Suffisant pour piquer au vif le fondateur de la France insoumise qui lui a répondu sur X dans l’après-midi. « Monsieur Philippe Aghion est prix Nobel. Tant mieux pour la pensée économique libérale », fait d’abord mine de saluer Jean-Luc Mélenchon avant de lui proposer un débat : « S’il parle d’économie, son devoir est d’argumenter. Pas de fulminer des oukases. Puisqu’il condamne sans explication le modèle économique de LFI, nous le mettons au défi d’un débat public avec nous sur ce sujet. »
Un débat qui donnerait sans doute lieu à des échanges vifs, notamment sur la taxe Zucman. Si le mouvement insoumis défend ardemment l’instauration d’un impôt plancher de 2 % sur le patrimoine des ultra-riches, le nouveau prix Nobel a déjà eu l’occasion de dire tout le mal qu’il pense de cette proposition. Et ce, a-t-il assuré à chaque fois, en dépit de la qualité des travaux de l’économiste Gabriel Zucman.
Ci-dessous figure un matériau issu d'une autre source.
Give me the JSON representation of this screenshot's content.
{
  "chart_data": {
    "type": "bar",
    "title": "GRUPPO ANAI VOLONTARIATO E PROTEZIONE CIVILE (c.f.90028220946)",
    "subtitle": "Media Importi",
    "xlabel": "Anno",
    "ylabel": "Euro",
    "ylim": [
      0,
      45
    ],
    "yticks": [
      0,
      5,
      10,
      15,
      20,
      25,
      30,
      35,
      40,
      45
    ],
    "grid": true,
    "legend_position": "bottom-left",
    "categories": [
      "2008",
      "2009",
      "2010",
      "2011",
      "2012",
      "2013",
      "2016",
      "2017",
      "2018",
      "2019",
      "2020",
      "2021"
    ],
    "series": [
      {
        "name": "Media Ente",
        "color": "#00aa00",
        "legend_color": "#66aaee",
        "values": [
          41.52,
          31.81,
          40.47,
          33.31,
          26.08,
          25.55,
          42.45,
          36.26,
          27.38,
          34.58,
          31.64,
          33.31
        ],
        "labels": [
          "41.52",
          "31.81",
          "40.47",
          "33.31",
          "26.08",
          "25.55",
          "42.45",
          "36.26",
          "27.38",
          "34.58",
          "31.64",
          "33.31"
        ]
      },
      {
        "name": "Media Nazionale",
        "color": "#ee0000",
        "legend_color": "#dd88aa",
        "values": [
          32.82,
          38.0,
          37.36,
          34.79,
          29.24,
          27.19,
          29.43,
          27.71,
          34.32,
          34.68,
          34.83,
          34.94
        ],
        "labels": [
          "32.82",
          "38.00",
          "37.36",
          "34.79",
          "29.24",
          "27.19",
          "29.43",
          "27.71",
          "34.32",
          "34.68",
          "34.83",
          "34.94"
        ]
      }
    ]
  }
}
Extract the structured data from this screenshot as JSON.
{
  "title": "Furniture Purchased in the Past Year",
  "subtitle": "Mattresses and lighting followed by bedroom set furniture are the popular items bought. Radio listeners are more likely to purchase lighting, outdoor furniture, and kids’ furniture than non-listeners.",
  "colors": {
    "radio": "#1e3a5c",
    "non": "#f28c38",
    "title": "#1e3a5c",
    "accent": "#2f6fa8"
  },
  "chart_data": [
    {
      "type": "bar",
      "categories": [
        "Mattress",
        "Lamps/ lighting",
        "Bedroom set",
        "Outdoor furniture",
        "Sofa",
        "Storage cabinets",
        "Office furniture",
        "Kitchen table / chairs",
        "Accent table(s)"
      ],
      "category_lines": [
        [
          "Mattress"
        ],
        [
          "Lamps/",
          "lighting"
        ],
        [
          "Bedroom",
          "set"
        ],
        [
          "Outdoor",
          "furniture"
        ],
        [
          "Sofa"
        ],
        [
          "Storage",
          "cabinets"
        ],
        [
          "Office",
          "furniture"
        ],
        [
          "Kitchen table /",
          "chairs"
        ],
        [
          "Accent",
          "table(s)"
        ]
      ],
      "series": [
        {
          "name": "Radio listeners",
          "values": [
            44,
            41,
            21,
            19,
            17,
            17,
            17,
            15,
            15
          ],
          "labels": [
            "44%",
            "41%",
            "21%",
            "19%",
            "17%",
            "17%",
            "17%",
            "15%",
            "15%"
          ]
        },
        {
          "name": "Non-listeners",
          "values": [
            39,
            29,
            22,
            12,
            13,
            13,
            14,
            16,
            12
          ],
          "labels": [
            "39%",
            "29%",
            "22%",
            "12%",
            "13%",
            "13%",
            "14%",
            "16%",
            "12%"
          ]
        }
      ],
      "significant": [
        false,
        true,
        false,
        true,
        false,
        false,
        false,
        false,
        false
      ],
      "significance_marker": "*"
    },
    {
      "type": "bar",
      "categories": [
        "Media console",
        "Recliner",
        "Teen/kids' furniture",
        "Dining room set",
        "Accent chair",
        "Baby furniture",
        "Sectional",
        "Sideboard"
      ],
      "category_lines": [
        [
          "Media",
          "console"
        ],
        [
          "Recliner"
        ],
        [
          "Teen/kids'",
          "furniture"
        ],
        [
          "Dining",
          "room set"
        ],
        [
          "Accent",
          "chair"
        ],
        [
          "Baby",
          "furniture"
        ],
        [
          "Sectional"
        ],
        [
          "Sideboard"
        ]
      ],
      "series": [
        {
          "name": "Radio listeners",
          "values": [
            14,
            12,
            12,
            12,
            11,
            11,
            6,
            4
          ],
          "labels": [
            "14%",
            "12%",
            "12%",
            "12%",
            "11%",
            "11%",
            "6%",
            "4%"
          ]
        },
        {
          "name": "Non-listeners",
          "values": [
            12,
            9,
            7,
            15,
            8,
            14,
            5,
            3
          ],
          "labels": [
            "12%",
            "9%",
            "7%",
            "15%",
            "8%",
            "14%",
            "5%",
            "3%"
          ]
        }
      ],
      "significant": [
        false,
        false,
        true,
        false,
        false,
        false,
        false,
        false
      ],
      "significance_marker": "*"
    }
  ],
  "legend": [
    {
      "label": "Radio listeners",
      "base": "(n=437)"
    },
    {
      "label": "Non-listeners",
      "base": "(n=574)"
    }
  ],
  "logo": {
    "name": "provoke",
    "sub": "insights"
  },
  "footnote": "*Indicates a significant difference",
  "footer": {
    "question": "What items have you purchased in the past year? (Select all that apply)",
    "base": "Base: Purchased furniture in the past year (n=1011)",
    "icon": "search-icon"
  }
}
« Tu vas transformer la France en prison fiscale, avait notamment lancé Philippe Aghion à son confrère lors d’un débat organisé le mois dernier. Le problème de la taxe Zucman, c’est qu’elle introduit l’outil de travail dans l’assiette fiscale, et se base, en plus, sur des valorisations très volatiles. » Depuis, l’ancien conseiller de l’Élysée a eu l’occasion de se prononcer en faveur de la suspension de la réforme des retraites, mais moins par conviction que pragmatisme : l’annonce de Sébastien Lecornu coûte selon lui moins cher à la France qu’une nouvelle période d’intense instabilité politique. Le prix Nobel répondra-t-il à Jean-Luc Mélenchon ?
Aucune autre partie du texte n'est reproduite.